Homily for Twenty-fifth Sunday B21 Sep 2018, by Sermons in
We see Jesus in our gospel passage this morning making his way gradually towards Jerusalem and the cross by implication. He came down from the mountain with his apostles and made their way through Galilee to Capernaum. He did not want anyone else to know about their movement because he made his apostles understand why he came into the world. He said, the Son of man will be delivered into the hands of men; they will put him to death, and three days after he has been put to death, he will rise again. This whole idea of rising from the dead made no sense to the apostles, and they were afraid to ask for clarifications.
St. Paul tells us in his letter to Philippians 3:10 that all he wanted was to know Jesus Christ and the power of his resurrection; that power of the resurrection is what Jesus wanted the apostles to know when he told them about his coming passion and rising from the dead.
We all are here this morning because of that resurrection power because Jesus rose from the dead.

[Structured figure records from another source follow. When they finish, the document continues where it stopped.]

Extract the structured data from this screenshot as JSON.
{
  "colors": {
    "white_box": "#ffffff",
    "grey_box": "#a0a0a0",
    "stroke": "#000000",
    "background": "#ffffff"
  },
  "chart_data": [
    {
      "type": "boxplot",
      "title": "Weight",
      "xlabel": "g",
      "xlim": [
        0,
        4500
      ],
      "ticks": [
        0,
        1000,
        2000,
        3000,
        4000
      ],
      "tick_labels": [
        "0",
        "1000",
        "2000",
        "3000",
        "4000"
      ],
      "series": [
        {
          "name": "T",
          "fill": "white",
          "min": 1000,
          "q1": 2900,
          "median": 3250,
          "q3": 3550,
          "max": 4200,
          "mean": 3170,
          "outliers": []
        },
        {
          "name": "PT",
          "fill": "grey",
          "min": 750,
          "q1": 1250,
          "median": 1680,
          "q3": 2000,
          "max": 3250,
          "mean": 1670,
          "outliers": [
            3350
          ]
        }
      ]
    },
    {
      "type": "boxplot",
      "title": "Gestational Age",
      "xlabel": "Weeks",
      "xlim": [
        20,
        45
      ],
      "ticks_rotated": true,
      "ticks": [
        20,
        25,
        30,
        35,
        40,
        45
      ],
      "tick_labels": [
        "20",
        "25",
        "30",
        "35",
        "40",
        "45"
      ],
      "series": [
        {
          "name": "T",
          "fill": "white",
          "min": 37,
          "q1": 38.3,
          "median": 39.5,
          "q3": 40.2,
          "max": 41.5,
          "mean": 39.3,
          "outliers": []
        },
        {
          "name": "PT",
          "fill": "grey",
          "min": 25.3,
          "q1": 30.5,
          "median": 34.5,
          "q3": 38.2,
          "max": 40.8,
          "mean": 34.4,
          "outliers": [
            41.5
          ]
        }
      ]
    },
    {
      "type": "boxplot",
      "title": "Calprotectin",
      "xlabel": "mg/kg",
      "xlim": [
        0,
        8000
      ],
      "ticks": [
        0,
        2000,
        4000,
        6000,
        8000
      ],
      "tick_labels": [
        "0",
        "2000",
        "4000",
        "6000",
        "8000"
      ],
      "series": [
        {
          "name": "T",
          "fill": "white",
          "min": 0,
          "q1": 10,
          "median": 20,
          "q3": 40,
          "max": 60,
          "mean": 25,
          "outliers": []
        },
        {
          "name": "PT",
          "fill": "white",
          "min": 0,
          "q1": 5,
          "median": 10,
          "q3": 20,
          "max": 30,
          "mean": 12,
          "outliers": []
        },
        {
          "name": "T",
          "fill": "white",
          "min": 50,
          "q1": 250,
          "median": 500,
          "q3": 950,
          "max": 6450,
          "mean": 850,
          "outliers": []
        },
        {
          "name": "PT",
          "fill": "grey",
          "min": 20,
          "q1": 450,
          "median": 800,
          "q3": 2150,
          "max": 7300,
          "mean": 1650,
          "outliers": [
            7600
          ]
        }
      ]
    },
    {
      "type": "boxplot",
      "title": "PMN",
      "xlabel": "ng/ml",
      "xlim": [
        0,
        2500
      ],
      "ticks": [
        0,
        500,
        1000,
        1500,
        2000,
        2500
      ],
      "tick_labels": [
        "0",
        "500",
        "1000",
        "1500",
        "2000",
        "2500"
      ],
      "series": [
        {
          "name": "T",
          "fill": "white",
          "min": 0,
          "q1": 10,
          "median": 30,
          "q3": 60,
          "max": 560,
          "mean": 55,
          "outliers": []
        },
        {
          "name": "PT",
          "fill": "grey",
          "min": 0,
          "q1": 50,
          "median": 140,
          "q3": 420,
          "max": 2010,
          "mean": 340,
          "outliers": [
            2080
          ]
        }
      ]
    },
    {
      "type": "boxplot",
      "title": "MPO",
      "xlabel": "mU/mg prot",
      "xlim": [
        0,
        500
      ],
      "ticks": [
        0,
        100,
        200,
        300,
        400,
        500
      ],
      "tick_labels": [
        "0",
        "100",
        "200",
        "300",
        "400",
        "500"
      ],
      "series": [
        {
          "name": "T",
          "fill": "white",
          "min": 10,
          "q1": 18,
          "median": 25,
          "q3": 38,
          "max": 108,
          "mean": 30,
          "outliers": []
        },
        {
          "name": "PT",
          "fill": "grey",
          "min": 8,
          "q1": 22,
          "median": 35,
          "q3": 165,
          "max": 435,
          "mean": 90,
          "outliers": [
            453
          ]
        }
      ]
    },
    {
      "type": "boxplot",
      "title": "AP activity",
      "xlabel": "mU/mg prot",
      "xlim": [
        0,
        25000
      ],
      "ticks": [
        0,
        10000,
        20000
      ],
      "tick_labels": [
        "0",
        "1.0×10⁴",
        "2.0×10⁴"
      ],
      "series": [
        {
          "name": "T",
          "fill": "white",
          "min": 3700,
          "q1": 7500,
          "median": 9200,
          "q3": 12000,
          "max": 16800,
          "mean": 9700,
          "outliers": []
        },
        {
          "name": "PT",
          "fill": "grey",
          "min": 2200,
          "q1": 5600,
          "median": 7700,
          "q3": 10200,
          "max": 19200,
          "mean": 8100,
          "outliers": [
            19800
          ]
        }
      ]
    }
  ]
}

Any Christian who has no true knowledge of the resurrection power of Jesus Christ is yet to be a Christian; it is our knowledge of Jesus Christ and our faith in his resurrection power that makes us Christians. Anyone who does not believe in the resurrection power of Jesus Christ is lost; he or she pursues powerless powers. The apostles found themselves in such a situation; they spent their time and energy, arguing about ‘greatness’ that is so powerless. When Jesus told them about his coming passion, death, and resurrection, they argued about which of them was the greatest. They did not understand the resurrection at that moment, so they concerned themselves with earthly positions and fame. They failed to realize that greatness is not found in possessions, power, positions, or prestige. It is discovered in goodness, humility, service, and character.
The quest for power, fame, and wealth has destroyed so many people, some have sold their souls to the devil in exchange for these passing things. St. James tells us in our second reading that wherever you find jealousy and ambition, you find disharmony and wicked things of every kind being done… There is so much wickedness in our world today, so much hate, jealousy, and betrayal because of the inordinate quest for power, wealth, and fame. People want to dominate; by all means, they want to be in control, be recognized, and therefore are ready to sacrifice their Christian faith in thanksgiving to the devil.
The apostles argued among themselves about which of them was the greatest, and Jesus apparently knew the content of their argument but pretended and kept his silence. At Capernaum, when they were in the house, Jesus asked his apostles; what were you arguing about on the road? They said nothing. They may have answered nothing out of fear or shame, but they were actually right because their arguments were about nothing. The greatness and position they argued about can only come from our knowledge and our faith in the resurrection power of Jesus Christ. This greatness can only be achieved when we lay down our own strength, ambitions, jealousies, and weaknesses at the foot of the cross to put on the resurrection power of Jesus Christ. That is what Jesus tried to make the apostles understand when he then took a little child, set him in front of them, puts his arms around him, and said to them, ‘Anyone who welcomes one of these little children in my name, welcomes me; and anyone who welcomes me welcomes not me but the one who sent me.
Jesus’ choice of a little child sends a powerful message, a message for the apostles, us, and generations after us. A little child is innocent and submissive; he depends on his parents for food, drink, and everything. And that is what Christ wants from us; to be innocent of heart, to be submissive, to depend on him, and to worry not. Little children bother not about the next meal source because they trust the parents to provide that. That childlike trust is what Jesus wants us to develop, to trust him and not to worry ourselves to death. He says; And which of you by being anxious can add one cubit to his span of life? And why are you anxious about clothing? Consider the lilies of the field, how they grow; they neither toil nor spin; yet I tell you, even Solomon in all his glory was not arrayed like one of these. But if God so clothes the grass of the field, which today is alive and tomorrow is thrown into the oven, will he not much clothe you, O men of little faith? (Mt. 628-30). This is not a call to a lazy life; it is rather a call to work hard, to service, and to trust in God.
To be rich is not a sin; God blessed Abraham and made him rich; God restored everything Job had lost and made him richer and happier than he was. These men were rich yet remained men of God; they never went out of their way to be rich. No matter how much of these material goods we have, if we have no Christ, we have nothing, but with Christ and the power of his resurrection, we have everything.
Today, let us approach God in our nothingness, in our littleness, in our sinfulness and innocence of heart to ask for the grace to know the effect of the resurrection power in our lives.